In 2010 the Piranha remake came along and pleasantly surprised with just how much fun it was. As ridiculous, silly and ultimately throwaway it was as a piece of Hollywood entertainment it at least provided the gory deaths and outrageously brazen nudity it promised, as well as utilizing the 3D in a very knowingly ludicrous way. Ultimately it was just a hell of a lot of fun.
Unfortunately the same can’t be said for its sequel, the shamelessly titled Piranha 3DD, a decisively less imaginative and ultimately more repetitive movie than its predecessor that manages to seem like a rip-off of a previous movie that, in itself, was a remake.
A spring break getaway lake is swapped for a water park this time around. The titular ancient piranha are back for seconds by making their way through the drainage system and into the water where everyone from “water certified strippers” to small children are unaware of what’s about to befall them.

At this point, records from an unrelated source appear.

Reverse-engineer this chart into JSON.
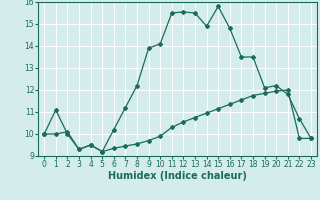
{
  "xlabel": "Humidex (Indice chaleur)",
  "bg_color": "#d4ecec",
  "grid_color": "#ffffff",
  "line_color": "#1a6b5e",
  "upper_x": [
    0,
    1,
    2,
    3,
    4,
    5,
    6,
    7,
    8,
    9,
    10,
    11,
    12,
    13,
    14,
    15,
    16,
    17,
    18,
    19,
    20,
    21,
    22,
    23
  ],
  "upper_y": [
    10.0,
    11.1,
    10.0,
    9.3,
    9.5,
    9.2,
    10.2,
    11.2,
    12.2,
    13.9,
    14.1,
    15.5,
    15.55,
    15.5,
    14.9,
    15.8,
    14.8,
    13.5,
    13.5,
    12.1,
    12.2,
    11.8,
    10.7,
    9.8
  ],
  "lower_x": [
    0,
    1,
    2,
    3,
    4,
    5,
    6,
    7,
    8,
    9,
    10,
    11,
    12,
    13,
    14,
    15,
    16,
    17,
    18,
    19,
    20,
    21,
    22,
    23
  ],
  "lower_y": [
    10.0,
    10.0,
    10.1,
    9.3,
    9.5,
    9.2,
    9.35,
    9.45,
    9.55,
    9.7,
    9.9,
    10.3,
    10.55,
    10.75,
    10.95,
    11.15,
    11.35,
    11.55,
    11.75,
    11.85,
    11.95,
    12.0,
    9.8,
    9.8
  ],
  "xlim": [
    -0.5,
    23.5
  ],
  "ylim": [
    9.0,
    16.0
  ],
  "xticks": [
    0,
    1,
    2,
    3,
    4,
    5,
    6,
    7,
    8,
    9,
    10,
    11,
    12,
    13,
    14,
    15,
    16,
    17,
    18,
    19,
    20,
    21,
    22,
    23
  ],
  "yticks": [
    9,
    10,
    11,
    12,
    13,
    14,
    15,
    16
  ],
  "label_fontsize": 7,
  "tick_fontsize": 5.5
}
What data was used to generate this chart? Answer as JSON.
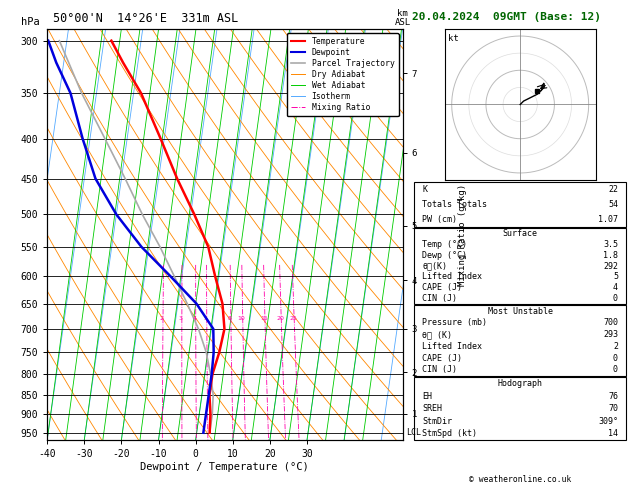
{
  "title_left": "50°00'N  14°26'E  331m ASL",
  "title_right": "20.04.2024  09GMT (Base: 12)",
  "xlabel": "Dewpoint / Temperature (°C)",
  "bg_color": "#ffffff",
  "plot_bg": "#ffffff",
  "pressure_ticks": [
    300,
    350,
    400,
    450,
    500,
    550,
    600,
    650,
    700,
    750,
    800,
    850,
    900,
    950
  ],
  "temp_ticks": [
    -40,
    -30,
    -20,
    -10,
    0,
    10,
    20,
    30
  ],
  "isotherm_color": "#55aaff",
  "dry_adiabat_color": "#ff8800",
  "wet_adiabat_color": "#00cc00",
  "mixing_ratio_color": "#ff00aa",
  "parcel_color": "#aaaaaa",
  "temp_profile_color": "#ff0000",
  "dewp_profile_color": "#0000dd",
  "skew_factor": 30.0,
  "P_ref": 1000.0,
  "Pmin": 290.0,
  "Pmax": 970.0,
  "km_asl_ticks": [
    1,
    2,
    3,
    4,
    5,
    6,
    7
  ],
  "km_asl_pressures": [
    898,
    795,
    700,
    607,
    517,
    417,
    330
  ],
  "mixing_ratios": [
    2,
    3,
    4,
    5,
    8,
    10,
    15,
    20,
    25
  ],
  "temperature_profile": {
    "pressure": [
      300,
      320,
      350,
      400,
      450,
      500,
      550,
      600,
      650,
      700,
      750,
      800,
      850,
      900,
      950
    ],
    "temp": [
      -38,
      -34,
      -28,
      -21,
      -15,
      -9,
      -4,
      -1,
      2,
      3.5,
      3,
      2,
      2,
      3,
      3.5
    ]
  },
  "dewpoint_profile": {
    "pressure": [
      300,
      320,
      350,
      400,
      450,
      500,
      550,
      600,
      650,
      700,
      750,
      800,
      850,
      900,
      950
    ],
    "dewp": [
      -55,
      -52,
      -47,
      -42,
      -37,
      -30,
      -22,
      -13,
      -5,
      0.5,
      1.5,
      1.8,
      1.8,
      1.8,
      1.8
    ]
  },
  "parcel_profile": {
    "pressure": [
      950,
      900,
      850,
      800,
      750,
      700,
      650,
      600,
      550,
      500,
      450,
      400,
      350,
      300
    ],
    "temp": [
      3.5,
      3.5,
      3.0,
      1.5,
      -0.5,
      -3.5,
      -7.5,
      -12,
      -17,
      -23,
      -29,
      -36,
      -44,
      -52
    ]
  },
  "legend_items": [
    {
      "label": "Temperature",
      "color": "#ff0000",
      "lw": 1.5,
      "ls": "-"
    },
    {
      "label": "Dewpoint",
      "color": "#0000dd",
      "lw": 1.5,
      "ls": "-"
    },
    {
      "label": "Parcel Trajectory",
      "color": "#aaaaaa",
      "lw": 1.2,
      "ls": "-"
    },
    {
      "label": "Dry Adiabat",
      "color": "#ff8800",
      "lw": 0.7,
      "ls": "-"
    },
    {
      "label": "Wet Adiabat",
      "color": "#00cc00",
      "lw": 0.7,
      "ls": "-"
    },
    {
      "label": "Isotherm",
      "color": "#55aaff",
      "lw": 0.7,
      "ls": "-"
    },
    {
      "label": "Mixing Ratio",
      "color": "#ff00aa",
      "lw": 0.7,
      "ls": "-."
    }
  ],
  "stats": {
    "K": "22",
    "Totals Totals": "54",
    "PW (cm)": "1.07",
    "surf_temp": "3.5",
    "surf_dewp": "1.8",
    "surf_thetae": "292",
    "surf_li": "5",
    "surf_cape": "4",
    "surf_cin": "0",
    "mu_pres": "700",
    "mu_thetae": "293",
    "mu_li": "2",
    "mu_cape": "0",
    "mu_cin": "0",
    "hodo_eh": "76",
    "hodo_sreh": "70",
    "hodo_stmdir": "309°",
    "hodo_stmspd": "14"
  }
}
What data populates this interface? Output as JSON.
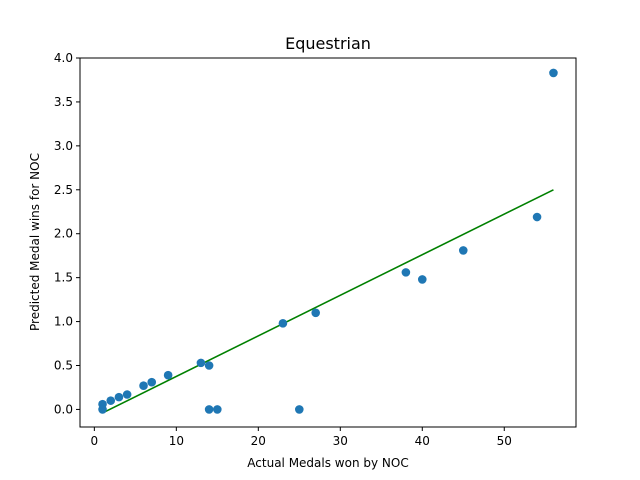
{
  "chart_data": {
    "type": "scatter",
    "title": "Equestrian",
    "xlabel": "Actual Medals won by NOC",
    "ylabel": "Predicted Medal wins for NOC",
    "xlim": [
      -1.75,
      58.75
    ],
    "ylim": [
      -0.2,
      4.0
    ],
    "xticks": [
      "0",
      "10",
      "20",
      "30",
      "40",
      "50"
    ],
    "yticks": [
      "0.0",
      "0.5",
      "1.0",
      "1.5",
      "2.0",
      "2.5",
      "3.0",
      "3.5",
      "4.0"
    ],
    "grid": false,
    "points": [
      {
        "x": 1,
        "y": 0.06
      },
      {
        "x": 1,
        "y": 0.0
      },
      {
        "x": 2,
        "y": 0.1
      },
      {
        "x": 3,
        "y": 0.14
      },
      {
        "x": 4,
        "y": 0.17
      },
      {
        "x": 6,
        "y": 0.27
      },
      {
        "x": 7,
        "y": 0.31
      },
      {
        "x": 9,
        "y": 0.39
      },
      {
        "x": 13,
        "y": 0.53
      },
      {
        "x": 14,
        "y": 0.5
      },
      {
        "x": 14,
        "y": 0.0
      },
      {
        "x": 15,
        "y": 0.0
      },
      {
        "x": 23,
        "y": 0.98
      },
      {
        "x": 25,
        "y": 0.0
      },
      {
        "x": 27,
        "y": 1.1
      },
      {
        "x": 38,
        "y": 1.56
      },
      {
        "x": 40,
        "y": 1.48
      },
      {
        "x": 45,
        "y": 1.81
      },
      {
        "x": 54,
        "y": 2.19
      },
      {
        "x": 56,
        "y": 3.83
      }
    ],
    "fit_line": {
      "x": [
        1,
        56
      ],
      "y": [
        -0.04,
        2.5
      ]
    },
    "colors": {
      "points": "#1f77b4",
      "fit_line": "#008000"
    }
  }
}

The problem with this rather tiresome sequel probably has a lot to do with the change in directors. The first film was directed by Alexandre Aja who is known for his brutal gore (see Switchblade Romance AKA High Tension and his remake of The Hills Have Eyes as proof) and that mixed very well, rather appropriately, with the sheer ridiculousness first time around. But this time it’s in the hands of Feast director John Gulager who, while still delivering the gore, doesn’t quite give it the edge that the first one possessed. As a result it sits firmly in the shadow of the first film, always reminding you that this sort of thing was done before a lot better.

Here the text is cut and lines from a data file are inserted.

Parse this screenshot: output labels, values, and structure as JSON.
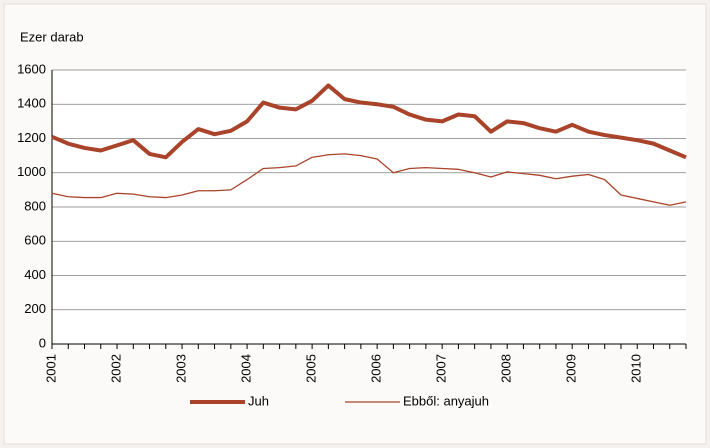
{
  "chart_data": {
    "type": "line",
    "y_axis_label": "Ezer darab",
    "categories": [
      "2001",
      null,
      null,
      null,
      "2002",
      null,
      null,
      null,
      "2003",
      null,
      null,
      null,
      "2004",
      null,
      null,
      null,
      "2005",
      null,
      null,
      null,
      "2006",
      null,
      null,
      null,
      "2007",
      null,
      null,
      null,
      "2008",
      null,
      null,
      null,
      "2009",
      null,
      null,
      null,
      "2010",
      null,
      null,
      null
    ],
    "series": [
      {
        "name": "Juh",
        "color": "#a9432a",
        "width": 4,
        "values": [
          1210,
          1170,
          1145,
          1130,
          1160,
          1190,
          1110,
          1090,
          1180,
          1255,
          1225,
          1245,
          1300,
          1410,
          1380,
          1370,
          1420,
          1510,
          1430,
          1410,
          1400,
          1385,
          1340,
          1310,
          1300,
          1340,
          1330,
          1240,
          1300,
          1290,
          1260,
          1240,
          1280,
          1240,
          1220,
          1205,
          1190,
          1170,
          1130,
          1090
        ]
      },
      {
        "name": "Ebből: anyajuh",
        "color": "#a9432a",
        "width": 1.3,
        "values": [
          880,
          860,
          855,
          855,
          880,
          875,
          860,
          855,
          870,
          895,
          895,
          900,
          960,
          1025,
          1030,
          1040,
          1090,
          1105,
          1110,
          1100,
          1080,
          1000,
          1025,
          1030,
          1025,
          1020,
          1000,
          975,
          1005,
          995,
          985,
          965,
          980,
          990,
          960,
          870,
          850,
          830,
          810,
          830
        ]
      }
    ],
    "ylim": [
      0,
      1600
    ],
    "yticks": [
      0,
      200,
      400,
      600,
      800,
      1000,
      1200,
      1400,
      1600
    ],
    "grid": true
  }
}
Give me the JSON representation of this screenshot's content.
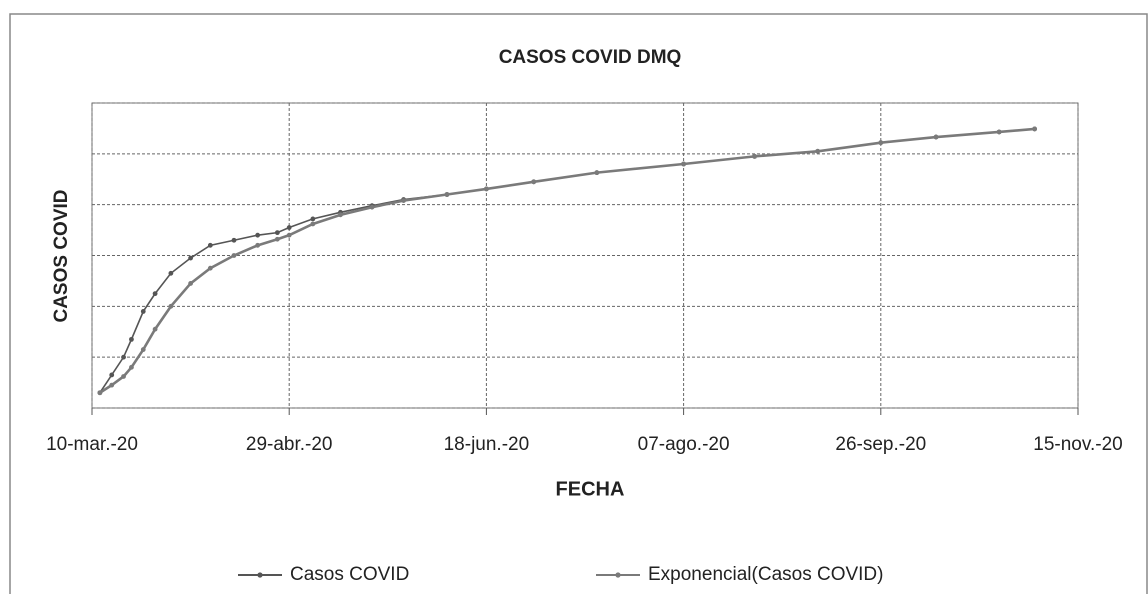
{
  "chart_data": {
    "type": "line",
    "title": "CASOS COVID DMQ",
    "x_label": "FECHA",
    "y_label": "CASOS COVID",
    "x": [
      "2020-03-12",
      "2020-03-15",
      "2020-03-18",
      "2020-03-20",
      "2020-03-23",
      "2020-03-26",
      "2020-03-30",
      "2020-04-04",
      "2020-04-09",
      "2020-04-15",
      "2020-04-21",
      "2020-04-26",
      "2020-04-29",
      "2020-05-05",
      "2020-05-12",
      "2020-05-20",
      "2020-05-28",
      "2020-06-08",
      "2020-06-18",
      "2020-06-30",
      "2020-07-16",
      "2020-08-07",
      "2020-08-25",
      "2020-09-10",
      "2020-09-26",
      "2020-10-10",
      "2020-10-26",
      "2020-11-04"
    ],
    "series": [
      {
        "name": "Casos COVID",
        "color": "#555555",
        "values": [
          0.3,
          0.65,
          1.0,
          1.35,
          1.9,
          2.25,
          2.65,
          2.95,
          3.2,
          3.3,
          3.4,
          3.45,
          3.55,
          3.72,
          3.85,
          3.98,
          4.1,
          4.2,
          4.31,
          4.45,
          4.63,
          4.8,
          4.95,
          5.05,
          5.22,
          5.33,
          5.43,
          5.49
        ]
      },
      {
        "name": "Exponencial(Casos COVID)",
        "color": "#7a7a7a",
        "values": [
          0.3,
          0.45,
          0.62,
          0.8,
          1.15,
          1.55,
          2.0,
          2.45,
          2.75,
          3.0,
          3.2,
          3.32,
          3.4,
          3.62,
          3.8,
          3.95,
          4.08,
          4.2,
          4.31,
          4.45,
          4.63,
          4.8,
          4.95,
          5.05,
          5.22,
          5.33,
          5.43,
          5.49
        ]
      }
    ],
    "xlim": [
      "2020-03-10",
      "2020-11-15"
    ],
    "xticks": [
      {
        "value": "2020-03-10",
        "label": "10-mar.-20"
      },
      {
        "value": "2020-04-29",
        "label": "29-abr.-20"
      },
      {
        "value": "2020-06-18",
        "label": "18-jun.-20"
      },
      {
        "value": "2020-08-07",
        "label": "07-ago.-20"
      },
      {
        "value": "2020-09-26",
        "label": "26-sep.-20"
      },
      {
        "value": "2020-11-15",
        "label": "15-nov.-20"
      }
    ],
    "ylim": [
      0,
      6
    ],
    "yticks": [
      0,
      1,
      2,
      3,
      4,
      5,
      6
    ],
    "grid": true,
    "legend": "bottom"
  }
}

There’s also a lot more emphasis on the CGI of the piranha themselves, striving for a bigger and better approach by showing us more of the fish mutilating the poor folks who just want to enjoy the waterpark. You shouldn’t be expecting Avatar from the special effects as, after all, this is a schlocky movie about pre-historic killer fish but at the same time when you see so much of it it’s a problem that some of the effects are ropey to say the least.
There’s also too much time spent on the human storylines. Last time it involved Elisabeth Shue as the sheriff of the spring break town and her kids, for example, but here the teen characters are just not interesting to hold the large amount of screen time devoted to them. There’s too much waiting around before we get to the big attack set-piece.

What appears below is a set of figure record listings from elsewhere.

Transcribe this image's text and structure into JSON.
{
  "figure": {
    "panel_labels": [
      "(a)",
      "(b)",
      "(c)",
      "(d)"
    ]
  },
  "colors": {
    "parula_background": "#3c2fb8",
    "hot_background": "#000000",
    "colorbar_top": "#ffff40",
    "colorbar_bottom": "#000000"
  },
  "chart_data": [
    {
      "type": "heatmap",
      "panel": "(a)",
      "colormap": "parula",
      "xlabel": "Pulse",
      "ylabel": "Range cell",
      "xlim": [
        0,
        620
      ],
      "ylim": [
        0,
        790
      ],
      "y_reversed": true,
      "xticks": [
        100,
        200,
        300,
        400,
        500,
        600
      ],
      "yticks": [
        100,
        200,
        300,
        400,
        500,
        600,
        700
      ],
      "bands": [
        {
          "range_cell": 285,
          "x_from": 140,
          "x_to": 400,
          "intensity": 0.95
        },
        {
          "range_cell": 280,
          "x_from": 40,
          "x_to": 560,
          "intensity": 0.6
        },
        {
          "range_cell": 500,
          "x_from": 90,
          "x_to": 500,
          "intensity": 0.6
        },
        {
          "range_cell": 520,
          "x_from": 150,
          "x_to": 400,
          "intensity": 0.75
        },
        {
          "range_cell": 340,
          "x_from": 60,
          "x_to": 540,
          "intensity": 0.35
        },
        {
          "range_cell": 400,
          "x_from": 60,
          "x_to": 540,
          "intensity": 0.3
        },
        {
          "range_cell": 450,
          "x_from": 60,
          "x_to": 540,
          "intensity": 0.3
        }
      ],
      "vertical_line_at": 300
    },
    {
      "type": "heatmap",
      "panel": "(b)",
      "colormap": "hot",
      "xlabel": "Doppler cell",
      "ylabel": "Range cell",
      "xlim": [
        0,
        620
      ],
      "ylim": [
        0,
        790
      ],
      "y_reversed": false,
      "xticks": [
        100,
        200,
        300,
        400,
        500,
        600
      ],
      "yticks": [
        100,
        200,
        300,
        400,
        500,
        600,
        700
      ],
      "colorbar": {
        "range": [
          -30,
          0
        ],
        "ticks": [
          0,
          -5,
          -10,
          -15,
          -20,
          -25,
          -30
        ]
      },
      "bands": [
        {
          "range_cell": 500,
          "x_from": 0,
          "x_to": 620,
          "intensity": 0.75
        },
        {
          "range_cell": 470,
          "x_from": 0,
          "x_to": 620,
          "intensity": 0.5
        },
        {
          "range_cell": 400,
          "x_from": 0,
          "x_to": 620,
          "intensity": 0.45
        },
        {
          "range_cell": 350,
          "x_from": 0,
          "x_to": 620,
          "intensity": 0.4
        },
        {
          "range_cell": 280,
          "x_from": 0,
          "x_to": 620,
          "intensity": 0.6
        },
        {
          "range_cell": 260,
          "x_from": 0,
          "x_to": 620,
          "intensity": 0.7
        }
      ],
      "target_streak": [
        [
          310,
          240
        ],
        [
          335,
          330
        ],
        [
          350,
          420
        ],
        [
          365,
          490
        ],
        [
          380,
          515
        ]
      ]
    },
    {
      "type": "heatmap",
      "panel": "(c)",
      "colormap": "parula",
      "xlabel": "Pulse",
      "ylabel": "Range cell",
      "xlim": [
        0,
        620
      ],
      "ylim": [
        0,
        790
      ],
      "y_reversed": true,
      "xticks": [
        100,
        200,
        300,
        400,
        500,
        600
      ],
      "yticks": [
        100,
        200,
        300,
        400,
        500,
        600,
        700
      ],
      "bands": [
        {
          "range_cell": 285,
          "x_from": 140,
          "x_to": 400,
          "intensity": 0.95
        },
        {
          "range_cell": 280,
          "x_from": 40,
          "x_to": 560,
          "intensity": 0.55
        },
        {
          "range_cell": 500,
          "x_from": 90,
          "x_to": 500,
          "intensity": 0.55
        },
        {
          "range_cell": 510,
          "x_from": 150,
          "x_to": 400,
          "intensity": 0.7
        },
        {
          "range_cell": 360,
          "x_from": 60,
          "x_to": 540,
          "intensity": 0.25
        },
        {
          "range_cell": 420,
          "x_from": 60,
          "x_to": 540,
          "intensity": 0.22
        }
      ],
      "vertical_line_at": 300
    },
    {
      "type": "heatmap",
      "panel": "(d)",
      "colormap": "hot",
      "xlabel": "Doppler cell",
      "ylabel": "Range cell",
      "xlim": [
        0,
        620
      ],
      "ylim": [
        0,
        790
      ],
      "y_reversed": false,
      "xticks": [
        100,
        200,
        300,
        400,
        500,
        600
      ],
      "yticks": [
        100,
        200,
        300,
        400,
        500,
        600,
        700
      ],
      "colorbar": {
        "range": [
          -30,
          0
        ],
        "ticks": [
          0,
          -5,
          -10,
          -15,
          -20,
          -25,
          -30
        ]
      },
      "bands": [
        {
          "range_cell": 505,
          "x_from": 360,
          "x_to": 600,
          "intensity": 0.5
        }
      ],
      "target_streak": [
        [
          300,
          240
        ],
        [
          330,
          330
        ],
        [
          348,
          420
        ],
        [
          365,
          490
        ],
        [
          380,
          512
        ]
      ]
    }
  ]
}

Piranha 3DD is occasionally fun when it finds its funny bone in extended gags about David Hasselhoff not actually being a lifeguard or the inexplicable return of a now wheelchair-bound character from the first film. And if you enjoy the general mayhem of the piranha attacking people – with added ridiculous 3D thrown in for good measure – then this sequel is not totally devoid of entertainment. But as a modern day guilty pleasure horror the first movie was far more successful and in the wake of that this feels like blood-splattered old hat.